Cinema: Guerra naval
Felipe Fernandes 28/07/2020 16:36 - Atualizado em 03/08/2020 17:45
“Greyhound” – Uma das características mais marcantes das últimas grandes produções de filmes de guerra é a imersão. São obras que buscam, por meios narrativos e estéticos, criar uma experiência que reproduza no espectador um pouco da experiência vivida pelos personagens. Os exemplos mais famosos nesse sentido são “Dunkirk” (filme de guerra de Christopher Nolan) e “1917” (com seus complexos planos sequências). Eis que chega ao serviço de streaming “Greyhound”, drama de guerra naval escrito e estrelado pelo astro Tom Hanks.
O filme se passa durante a Segunda Guerra, mais precisamente na Batalha do Atlântico, e mostra a jornada de um comboio de 37 navios mercantes que sai dos Estados Unidos e precisa cruzar o oceano para chegar à Inglaterra, tendo como escolta três navios de guerra. No trajeto, os navios passaram 50 horas sem apoio aéreo, ficando praticamente desprotegidos perante os temidos U-boats, submarinos da marinha alemã.
Escrito por Tom Hanks (seu terceiro roteiro para cinema) e baseado no livro “The Good Sheperd” (“O Bom Pastor”, de CS Forester, o filme se passa praticamente todo dentro do conflito, tndo o capitão Krause (Tom Hanks) como único personagem com quem conseguimos ter o mínimo de identificação.
O roteiro é bem enxuto nesse sentido. O filme abre com um pequeno flashback e segue para o oceano, onde acompanhamos um pouco da rotina dos tripulantes até serem atacados pelo primeiro inimigo.
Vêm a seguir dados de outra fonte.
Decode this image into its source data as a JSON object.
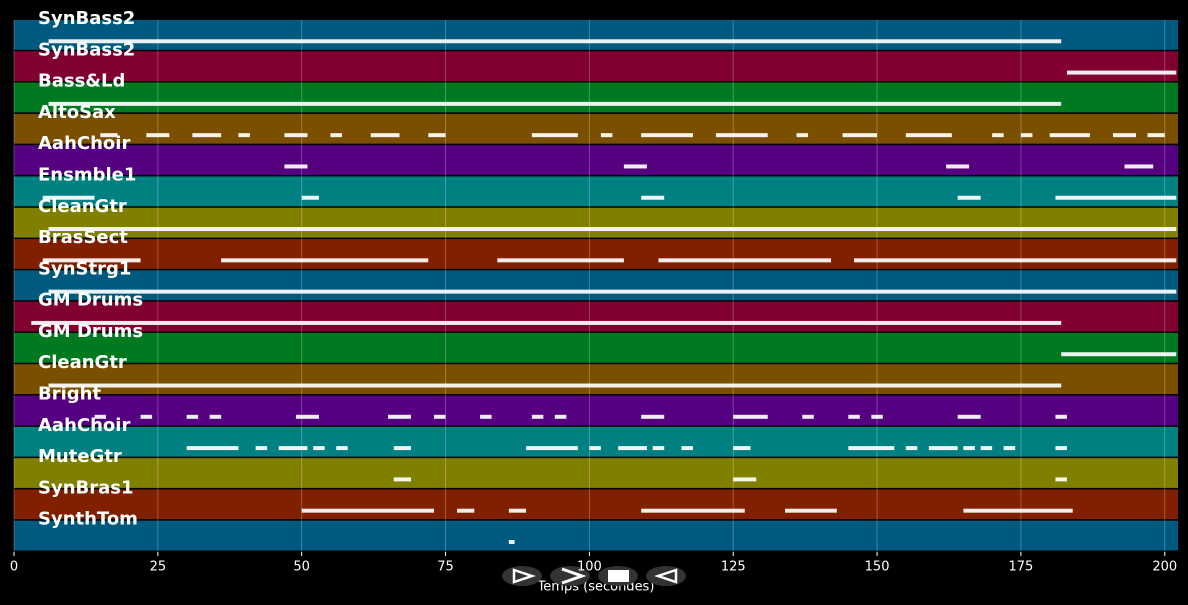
{
  "chart_data": {
    "type": "pianoroll",
    "xlabel": "Temps (secondes)",
    "xlim": [
      0,
      202.3
    ],
    "xticks": [
      0,
      25,
      50,
      75,
      100,
      125,
      150,
      175,
      200
    ],
    "grid": true,
    "series": [
      {
        "name": "SynBass2",
        "color": "#005a80",
        "notes": [
          [
            6,
            182
          ]
        ]
      },
      {
        "name": "SynBass2",
        "color": "#800030",
        "notes": [
          [
            183,
            202
          ]
        ]
      },
      {
        "name": "Bass&Ld",
        "color": "#007a20",
        "notes": [
          [
            6,
            182
          ]
        ]
      },
      {
        "name": "AltoSax",
        "color": "#7a5000",
        "notes": [
          [
            15,
            18
          ],
          [
            23,
            27
          ],
          [
            31,
            36
          ],
          [
            39,
            41
          ],
          [
            47,
            51
          ],
          [
            55,
            57
          ],
          [
            62,
            67
          ],
          [
            72,
            75
          ],
          [
            90,
            98
          ],
          [
            102,
            104
          ],
          [
            109,
            118
          ],
          [
            122,
            131
          ],
          [
            136,
            138
          ],
          [
            144,
            150
          ],
          [
            155,
            163
          ],
          [
            170,
            172
          ],
          [
            175,
            177
          ],
          [
            180,
            187
          ],
          [
            191,
            195
          ],
          [
            197,
            200
          ]
        ]
      },
      {
        "name": "AahChoir",
        "color": "#550080",
        "notes": [
          [
            47,
            51
          ],
          [
            106,
            110
          ],
          [
            162,
            166
          ],
          [
            193,
            198
          ]
        ]
      },
      {
        "name": "Ensmble1",
        "color": "#008080",
        "notes": [
          [
            5,
            14
          ],
          [
            50,
            53
          ],
          [
            109,
            113
          ],
          [
            164,
            168
          ],
          [
            181,
            202
          ]
        ]
      },
      {
        "name": "CleanGtr",
        "color": "#808000",
        "notes": [
          [
            6,
            202
          ]
        ]
      },
      {
        "name": "BrasSect",
        "color": "#802000",
        "notes": [
          [
            5,
            22
          ],
          [
            36,
            72
          ],
          [
            84,
            106
          ],
          [
            112,
            142
          ],
          [
            146,
            202
          ]
        ]
      },
      {
        "name": "SynStrg1",
        "color": "#005a80",
        "notes": [
          [
            6,
            202
          ]
        ]
      },
      {
        "name": "GM Drums",
        "color": "#800030",
        "notes": [
          [
            3,
            182
          ]
        ]
      },
      {
        "name": "GM Drums",
        "color": "#007a20",
        "notes": [
          [
            182,
            202
          ]
        ]
      },
      {
        "name": "CleanGtr",
        "color": "#7a5000",
        "notes": [
          [
            6,
            182
          ]
        ]
      },
      {
        "name": "Bright",
        "color": "#550080",
        "notes": [
          [
            14,
            16
          ],
          [
            22,
            24
          ],
          [
            30,
            32
          ],
          [
            34,
            36
          ],
          [
            49,
            53
          ],
          [
            65,
            69
          ],
          [
            73,
            75
          ],
          [
            81,
            83
          ],
          [
            90,
            92
          ],
          [
            94,
            96
          ],
          [
            109,
            113
          ],
          [
            125,
            131
          ],
          [
            137,
            139
          ],
          [
            145,
            147
          ],
          [
            149,
            151
          ],
          [
            164,
            168
          ],
          [
            181,
            183
          ]
        ]
      },
      {
        "name": "AahChoir",
        "color": "#008080",
        "notes": [
          [
            30,
            39
          ],
          [
            42,
            44
          ],
          [
            46,
            51
          ],
          [
            52,
            54
          ],
          [
            56,
            58
          ],
          [
            66,
            69
          ],
          [
            89,
            98
          ],
          [
            100,
            102
          ],
          [
            105,
            110
          ],
          [
            111,
            113
          ],
          [
            116,
            118
          ],
          [
            125,
            128
          ],
          [
            145,
            153
          ],
          [
            155,
            157
          ],
          [
            159,
            164
          ],
          [
            165,
            167
          ],
          [
            168,
            170
          ],
          [
            172,
            174
          ],
          [
            181,
            183
          ]
        ]
      },
      {
        "name": "MuteGtr",
        "color": "#808000",
        "notes": [
          [
            66,
            69
          ],
          [
            125,
            129
          ],
          [
            181,
            183
          ]
        ]
      },
      {
        "name": "SynBras1",
        "color": "#802000",
        "notes": [
          [
            50,
            73
          ],
          [
            77,
            80
          ],
          [
            86,
            89
          ],
          [
            109,
            127
          ],
          [
            134,
            143
          ],
          [
            165,
            184
          ]
        ]
      },
      {
        "name": "SynthTom",
        "color": "#005a80",
        "notes": [
          [
            86,
            87
          ]
        ]
      }
    ]
  }
}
Desenvolvimento de personagem quase não existe. O capitão Krauser é o único com o mínimo de desenvolvimento. Assim mesmo, é um desenvolvimento que acontece mais da forma com que ele é visto e respeitado por seus tripulantes do que a nível pessoal.
Apesar de ser uma marinheiro experiente, ele está em sua primeira missão como capitão, e o crescimento de sua moral junto à tripulação é um elemento importante. Nos primeiros momentos, todos seguem suas ordens, mas é notória alguma desconfiança, e o roteiro é eficiente em construir essa credibilidade não só junto à tripulação, como também ao espectador, e a escalação de Hanks facilita muito nesse sentido.
Com o navio em batalha, o filme ganha tensão. O texto de Hanks usa praticamente só o vocabulário dos marinheiros, e, por mais que não façamos ideia de muito do que está sendo dito, essa confusão aumenta a sensação de tensão e, junto à trilha sonora e à montagem ágil, nos permite imergir naquele navio.
A fotografia de Shelly Johnsson (“Capitão América: O primeiro vingador”) trabalha um tom azulado que permeia todo o filme e é responsável por fazer com que os navios e o mar se misturem, contribuindo para a sensação de desorientação das batalhas.
Essa sensação é outro elemento importante. O filme adota o ponto de vista do navio e dos marinheiros, fazendo assim com que não consigamos ver o inimigo na maior parte do tempo, afinal se trata de uma batalha de navios contra submarinos. Um artifício que funciona dramaticamente, já que, ao não saber a localização da ameaça, tudo se torna mais tenso.
O filme tem uma estrutura que basicamente segue de confronto para confronto, tendo apenas um único momento de respiro, com um detalhe perturbador, já no fim da cena, que traz um peso real para aquela batalha.
Essa estrutura encurta o tempo de duração, mas um respiro para entendermos os efeitos das batalhas nos personagens, até mesmo um pouco da relação entre eles, faria muito bem ao filme. O espectador não consegue distinguir mais que meia dúzia de personagens. O resto deles são marinheiros de roupas e fisionomia parecidas bradando vocabulário naval.
O diretor Aaron Schneider se sai bem ao trabalhar uma obra que tem um contraste interessante entre a claustrofobia do interior do navio e a larga escala das batalhas ao mar, e consegue manter a tensão durante todo o longa, mesmo que, em sua parte final, tudo se torne um pouco repetitivo e cansativo.
“Greyhound” é um filme de guerra naval eficiente, tenso, com batalhas interessantes e bem-sucedido em sua imersão, mas falta a ele um elemento essencial neste tipo de projeto, que é o lado humano. Não me refiro a discursos emotivos no ato final, mas dar um pouco de personalidade aos personagens traria um peso maior para o filme.
É uma pena que não possamos ter a experiência de ver esse filme nos cinemas. Um filme dessa escala foi feito pensando na tela grande, que certamente iria agregar muito na experiência cinematográfica.